I felt I was made to keep quiet and to not contest gender inequalities in police institutions and outside them when interacting with the police. The police are the arm of the state and signify symbolic power in so far as that they insidiously instilled fear in me, which resulted in my feeling like I was walking on eggshells. The police are able to take away one’s own freedom and liberty, and this pervasive threat worked to silence me.
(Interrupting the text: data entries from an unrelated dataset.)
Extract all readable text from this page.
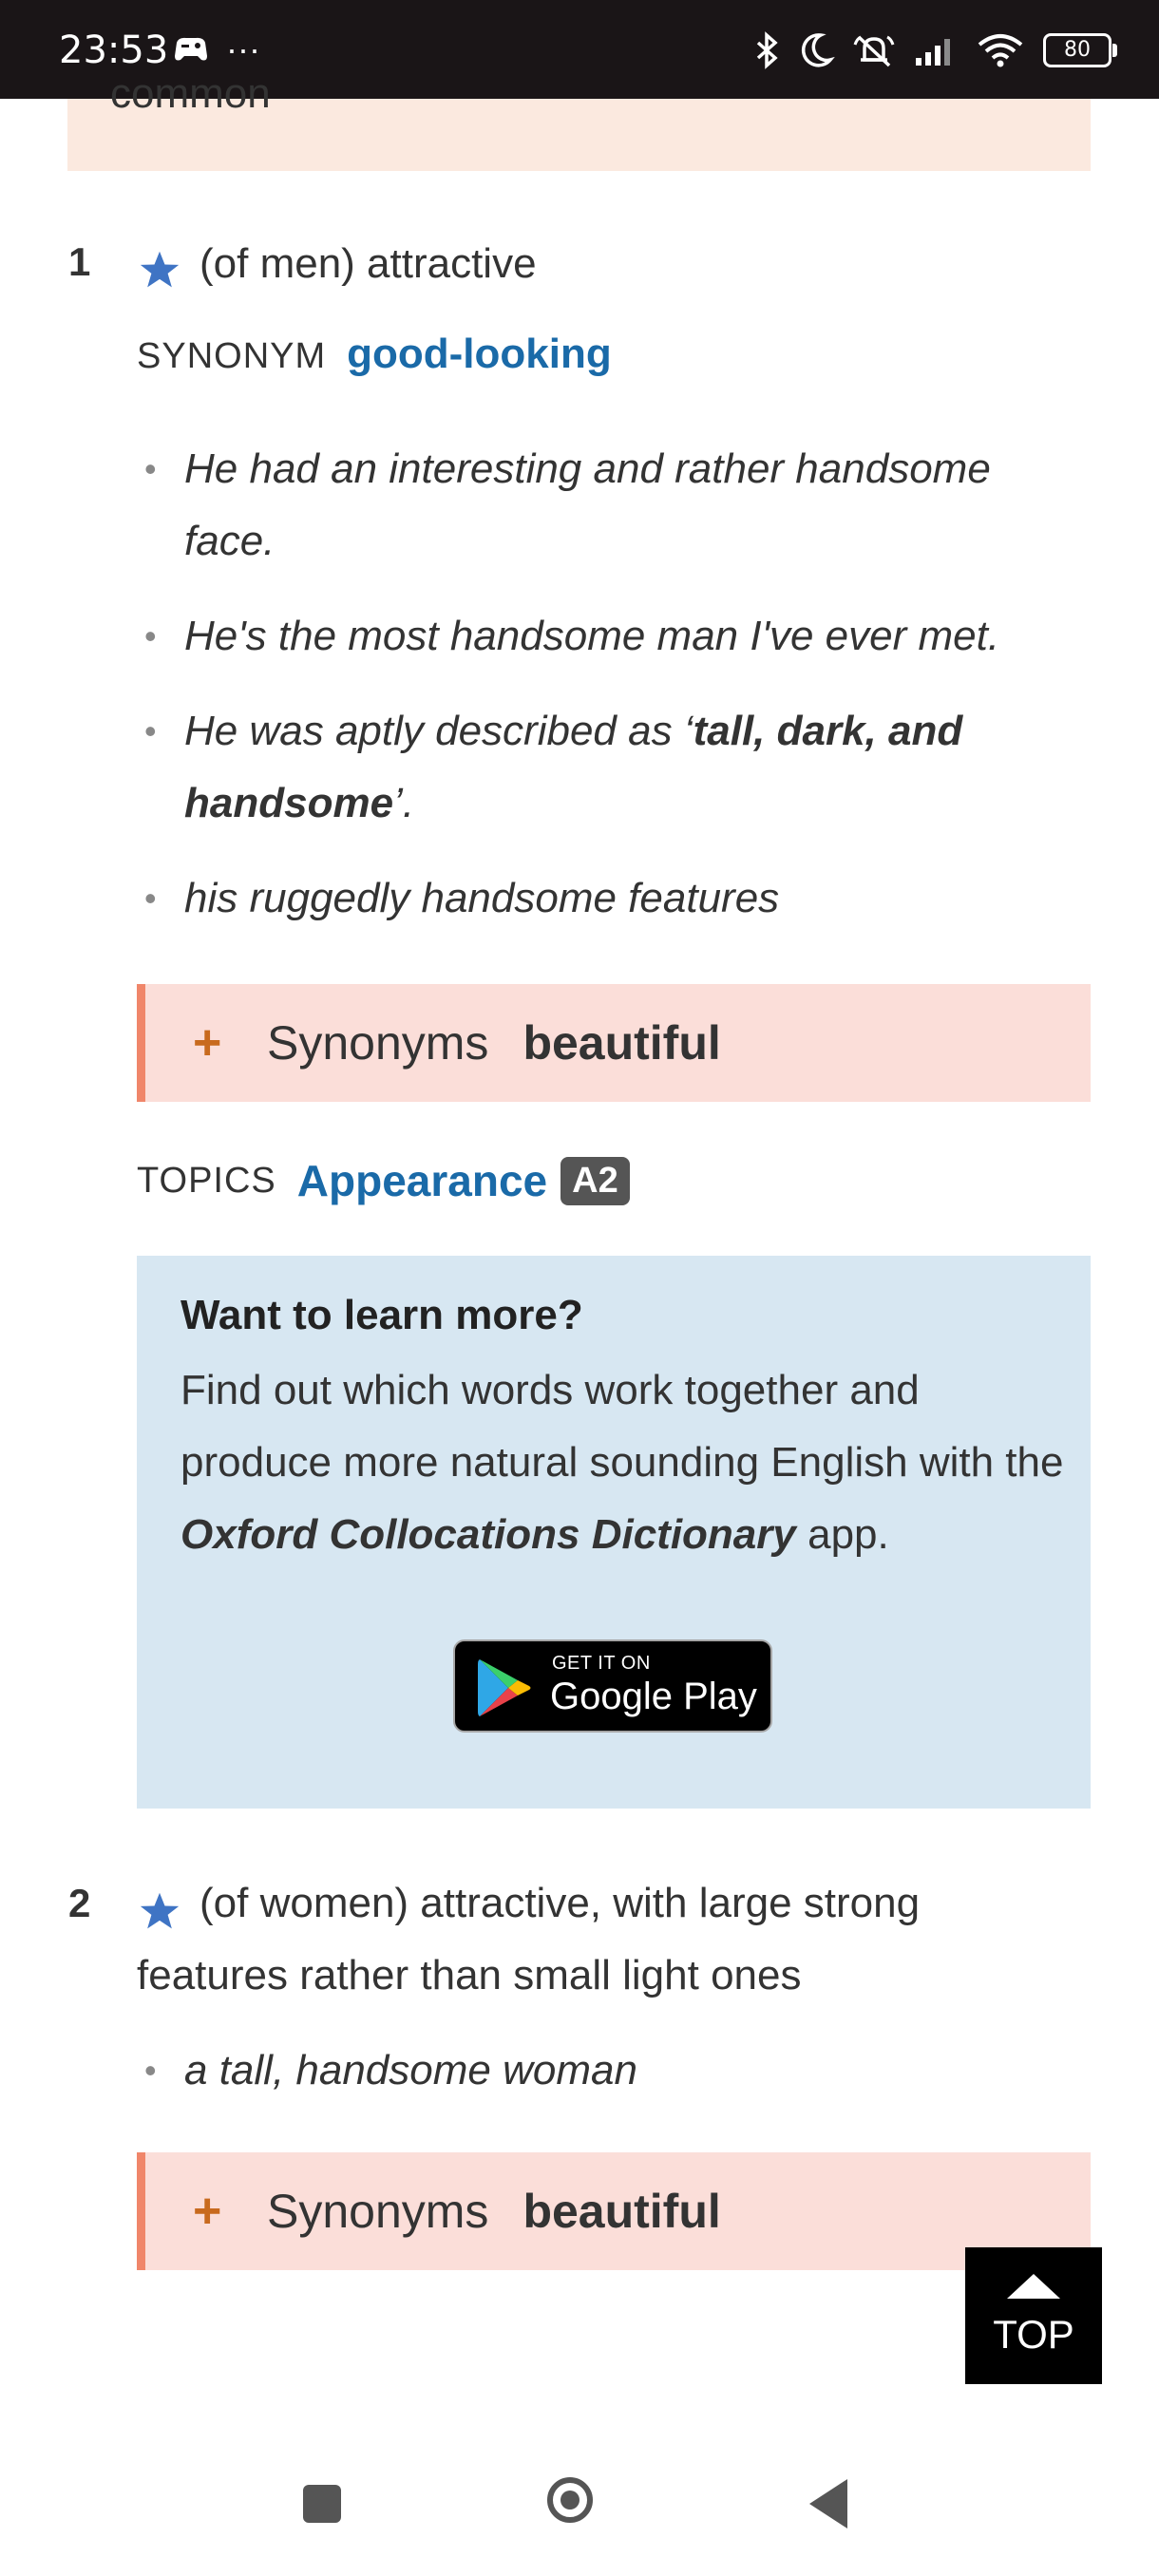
23:53 ···	80
common
1	(of men) attractive
SYNONYM good-looking
• He had an interesting and rather handsome face.
• He's the most handsome man I've ever met.
• He was aptly described as ‘tall, dark, and handsome’.
• his ruggedly handsome features
+ Synonyms beautiful
TOPICS Appearance A2
Want to learn more?
Find out which words work together and produce more natural sounding English with the Oxford Collocations Dictionary app.
GET IT ON
Google Play
2	(of women) attractive, with large strong features rather than small light ones
• a tall, handsome woman
+ Synonyms beautiful
TOP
I was tied up in a web of power relations with the police, creating an unstable and chaotic research process for me. Nonetheless, the research aims were fulfilled and I was successfully able to make sense of the ways in which the police respond to male rape victims and how they discursively construct the issue of male sexual victimisation. Although I was oppressed during fieldwork, I reclaimed back some form of power since I gained the ‘required data’ and have since published many journal articles and books. Power, then, is constantly shifting, changeable and contextual. I remained positive in and outside of fieldwork, despite being positioned in subordinate positions and despite my losing faith. Writing in my own personal diary was therapeutic for me because it made me ‘visible’ and ‘heard’, even to myself, since during fieldwork I would be made to feel ‘invisible’ and ‘voiceless’. I suggest other writers to consider this approach, because a personal diary ‘opens up another world’ in which you are able to tell your secrets and confessions to yourself and, potentially, to the whole world, which I have done here in my own writing. My reflections in this article and in my personal diary helped me to gain closure for when, inside and outside of fieldwork, I found it discouraging when people, including police officers, questioned my motives for doing research on male rape. While they tried to silence my painful screams, I screamed louder in the hope that they benefit other writers, not least those with little research experience. My screams continue.